The large number of sequence reads that Illumina’s platform generates in one experiment plays an important role in that. Though the longer reads that 454’s system provides would improve the mapping of the sequence tags to the genome, “having 10 times as many counts is definitely much better,” Snyder said.
“We can get 22 million reads with Illumina for less than the cost of 500,000 reads from 454. 500,000 reads just does not cover the genomic reads at the depth that you would like.”
“We can get 22 million reads with [Illumina‘s sequencer] for less than the cost of 500,000 reads from 454,” said Steven Jones, associate director of the BC Cancer Agency GSC, in an e-mail message. “500,000 reads just does not cover the genomic reads at the depth that you would like.”
Longer reads on Illumina’s system would be an advantage, though, he noted, because as they increase “we will be able to map reads more and more accurately, especially when the ability of paired-end approaches becomes available.”
Cost differences between ChIP-chip and ChIP-seq, using Illumina’s platform, are several-fold at the moment, Snyder said, but that could change as tiling arrays for mammalian genomes improve.

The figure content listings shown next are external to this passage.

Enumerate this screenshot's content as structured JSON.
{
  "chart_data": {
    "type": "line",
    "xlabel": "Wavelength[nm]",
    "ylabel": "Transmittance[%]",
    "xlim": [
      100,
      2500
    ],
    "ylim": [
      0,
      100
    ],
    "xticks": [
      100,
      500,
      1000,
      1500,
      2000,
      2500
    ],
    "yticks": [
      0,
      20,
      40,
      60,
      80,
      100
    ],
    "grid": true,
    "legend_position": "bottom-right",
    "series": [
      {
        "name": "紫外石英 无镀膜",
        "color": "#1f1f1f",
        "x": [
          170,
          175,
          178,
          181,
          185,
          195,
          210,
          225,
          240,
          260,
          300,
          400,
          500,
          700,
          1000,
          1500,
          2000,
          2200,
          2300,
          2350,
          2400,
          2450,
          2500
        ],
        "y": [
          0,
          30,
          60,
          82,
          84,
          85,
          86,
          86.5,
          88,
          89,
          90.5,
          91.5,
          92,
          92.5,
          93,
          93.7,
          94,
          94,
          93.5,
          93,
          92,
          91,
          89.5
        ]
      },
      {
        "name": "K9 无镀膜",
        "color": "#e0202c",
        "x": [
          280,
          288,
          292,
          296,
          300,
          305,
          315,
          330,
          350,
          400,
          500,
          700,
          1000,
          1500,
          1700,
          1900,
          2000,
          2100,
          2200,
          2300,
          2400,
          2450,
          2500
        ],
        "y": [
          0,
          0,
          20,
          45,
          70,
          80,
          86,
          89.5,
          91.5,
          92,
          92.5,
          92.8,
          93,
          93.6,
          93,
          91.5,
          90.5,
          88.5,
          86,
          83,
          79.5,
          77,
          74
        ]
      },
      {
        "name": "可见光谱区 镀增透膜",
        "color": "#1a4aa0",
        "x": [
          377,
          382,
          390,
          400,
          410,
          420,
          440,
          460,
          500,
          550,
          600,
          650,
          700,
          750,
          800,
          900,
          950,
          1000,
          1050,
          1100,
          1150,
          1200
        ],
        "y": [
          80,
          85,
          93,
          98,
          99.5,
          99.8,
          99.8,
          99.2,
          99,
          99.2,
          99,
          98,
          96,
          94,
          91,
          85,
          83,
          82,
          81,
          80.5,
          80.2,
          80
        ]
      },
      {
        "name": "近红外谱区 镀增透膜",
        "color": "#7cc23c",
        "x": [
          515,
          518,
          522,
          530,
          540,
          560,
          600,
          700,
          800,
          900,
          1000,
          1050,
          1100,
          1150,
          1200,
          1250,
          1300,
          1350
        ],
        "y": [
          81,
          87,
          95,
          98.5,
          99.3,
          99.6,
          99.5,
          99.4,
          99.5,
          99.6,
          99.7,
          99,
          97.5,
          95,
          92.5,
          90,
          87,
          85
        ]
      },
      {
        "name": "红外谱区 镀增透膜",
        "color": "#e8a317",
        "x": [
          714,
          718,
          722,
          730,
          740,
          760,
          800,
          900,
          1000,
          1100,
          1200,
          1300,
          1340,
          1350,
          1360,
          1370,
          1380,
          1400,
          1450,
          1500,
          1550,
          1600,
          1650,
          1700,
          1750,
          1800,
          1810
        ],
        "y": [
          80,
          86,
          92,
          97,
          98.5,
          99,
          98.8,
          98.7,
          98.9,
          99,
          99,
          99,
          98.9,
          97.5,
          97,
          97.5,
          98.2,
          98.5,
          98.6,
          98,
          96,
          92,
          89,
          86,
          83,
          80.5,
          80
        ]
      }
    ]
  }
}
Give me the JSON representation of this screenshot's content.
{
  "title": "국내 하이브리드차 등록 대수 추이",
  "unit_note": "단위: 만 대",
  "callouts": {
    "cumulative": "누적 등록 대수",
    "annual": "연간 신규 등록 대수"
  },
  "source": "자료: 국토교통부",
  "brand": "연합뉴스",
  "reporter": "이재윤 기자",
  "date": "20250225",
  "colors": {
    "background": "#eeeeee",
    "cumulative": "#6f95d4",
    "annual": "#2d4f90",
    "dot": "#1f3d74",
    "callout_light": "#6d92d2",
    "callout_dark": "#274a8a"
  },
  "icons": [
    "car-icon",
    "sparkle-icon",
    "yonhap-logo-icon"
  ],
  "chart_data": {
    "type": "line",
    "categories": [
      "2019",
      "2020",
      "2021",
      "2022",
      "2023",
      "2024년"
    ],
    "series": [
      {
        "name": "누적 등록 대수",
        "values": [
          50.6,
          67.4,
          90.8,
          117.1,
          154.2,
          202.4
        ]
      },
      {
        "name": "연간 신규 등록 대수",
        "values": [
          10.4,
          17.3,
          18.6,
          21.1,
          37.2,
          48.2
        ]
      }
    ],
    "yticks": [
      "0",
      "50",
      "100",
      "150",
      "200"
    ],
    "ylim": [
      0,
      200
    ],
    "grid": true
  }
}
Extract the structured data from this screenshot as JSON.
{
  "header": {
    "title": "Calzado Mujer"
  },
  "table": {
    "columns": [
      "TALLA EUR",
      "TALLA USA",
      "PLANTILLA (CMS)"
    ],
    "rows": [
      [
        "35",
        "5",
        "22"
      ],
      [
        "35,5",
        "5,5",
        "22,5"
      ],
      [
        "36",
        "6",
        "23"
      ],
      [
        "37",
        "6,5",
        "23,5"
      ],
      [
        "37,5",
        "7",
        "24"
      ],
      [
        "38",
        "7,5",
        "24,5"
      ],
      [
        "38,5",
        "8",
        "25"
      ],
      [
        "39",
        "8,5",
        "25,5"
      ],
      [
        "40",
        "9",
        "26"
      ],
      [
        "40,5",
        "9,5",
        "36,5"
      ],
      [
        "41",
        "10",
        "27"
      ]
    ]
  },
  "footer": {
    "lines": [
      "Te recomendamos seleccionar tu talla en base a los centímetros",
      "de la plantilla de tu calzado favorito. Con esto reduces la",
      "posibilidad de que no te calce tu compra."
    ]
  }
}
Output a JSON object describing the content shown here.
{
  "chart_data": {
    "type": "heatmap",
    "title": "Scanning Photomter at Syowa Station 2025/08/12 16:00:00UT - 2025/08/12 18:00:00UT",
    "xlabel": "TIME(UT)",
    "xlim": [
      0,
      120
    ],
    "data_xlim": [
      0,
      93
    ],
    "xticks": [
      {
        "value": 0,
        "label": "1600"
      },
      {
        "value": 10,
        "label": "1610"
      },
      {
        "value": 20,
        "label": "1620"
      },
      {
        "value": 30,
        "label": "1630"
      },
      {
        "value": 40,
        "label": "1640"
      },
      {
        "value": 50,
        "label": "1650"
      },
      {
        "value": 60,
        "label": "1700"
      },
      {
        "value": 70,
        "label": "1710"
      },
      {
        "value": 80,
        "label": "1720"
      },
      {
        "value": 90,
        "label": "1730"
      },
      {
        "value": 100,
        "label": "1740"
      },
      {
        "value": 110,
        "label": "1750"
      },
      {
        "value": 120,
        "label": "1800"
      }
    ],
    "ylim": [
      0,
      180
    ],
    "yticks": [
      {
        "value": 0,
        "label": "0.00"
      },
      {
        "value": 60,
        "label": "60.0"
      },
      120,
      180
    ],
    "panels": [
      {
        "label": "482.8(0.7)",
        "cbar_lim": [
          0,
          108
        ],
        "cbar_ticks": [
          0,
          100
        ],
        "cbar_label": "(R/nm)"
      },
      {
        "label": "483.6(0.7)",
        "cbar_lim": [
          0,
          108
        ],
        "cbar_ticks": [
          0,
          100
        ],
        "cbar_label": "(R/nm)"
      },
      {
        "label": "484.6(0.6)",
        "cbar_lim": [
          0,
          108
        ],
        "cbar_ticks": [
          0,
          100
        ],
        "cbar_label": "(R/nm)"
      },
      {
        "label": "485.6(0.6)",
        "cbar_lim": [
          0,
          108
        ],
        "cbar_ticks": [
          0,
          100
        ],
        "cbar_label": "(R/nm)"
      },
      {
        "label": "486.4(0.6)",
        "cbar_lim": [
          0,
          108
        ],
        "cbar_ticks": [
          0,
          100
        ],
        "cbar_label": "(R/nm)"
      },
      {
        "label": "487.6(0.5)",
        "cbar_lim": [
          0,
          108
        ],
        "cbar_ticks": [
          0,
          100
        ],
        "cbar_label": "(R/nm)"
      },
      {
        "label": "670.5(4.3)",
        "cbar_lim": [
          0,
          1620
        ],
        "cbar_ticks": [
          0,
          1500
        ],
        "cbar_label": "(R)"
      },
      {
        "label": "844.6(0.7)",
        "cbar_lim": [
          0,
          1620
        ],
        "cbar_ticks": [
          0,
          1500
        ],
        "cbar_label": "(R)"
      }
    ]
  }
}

“If the next-generation arrays have more probes and they are longer, then sure, maybe it will become more cost-effective for ChIP-chip,” he said. “Having the competition, quite frankly, is very, very good,” he added.
Snyder also cautioned that the number of published datasets using high-throughput ChIP sequencing is still small, and the initial results may not hold up in the future.
Myers said that Chip-seq may have some biases of its own, although his team has not seen any yet.
Finally, for the time being, ChIP-chip still has the upper hand over sequencing when it comes to organisms with simpler genomes, like yeast, where cross-hybridization is not a big issue, according to Snyder.
“For less complex genomes like yeast, it’s clear that ChIP-chip is the most effective [technology], and with these high-density oligo arrays, the data is absolutely beautiful by ChIP-chip,” he said.
Both Snyder and Myers say that if they end up participating in the second phase of the ENCODE project, they plan to use Illumina’s sequencer for ChIP-seq analyses. “If we get our grant, we will do a lot of ChIP sequencing,” Myers said.
Others might do the same. “There seems to be a lot of interest from the people in the field who have typically used arrays,” according to Jones.
So is it likely that sequencing will eventually replace microarrays for ChIP applications? “There is a good prospect that it could,” Myers said.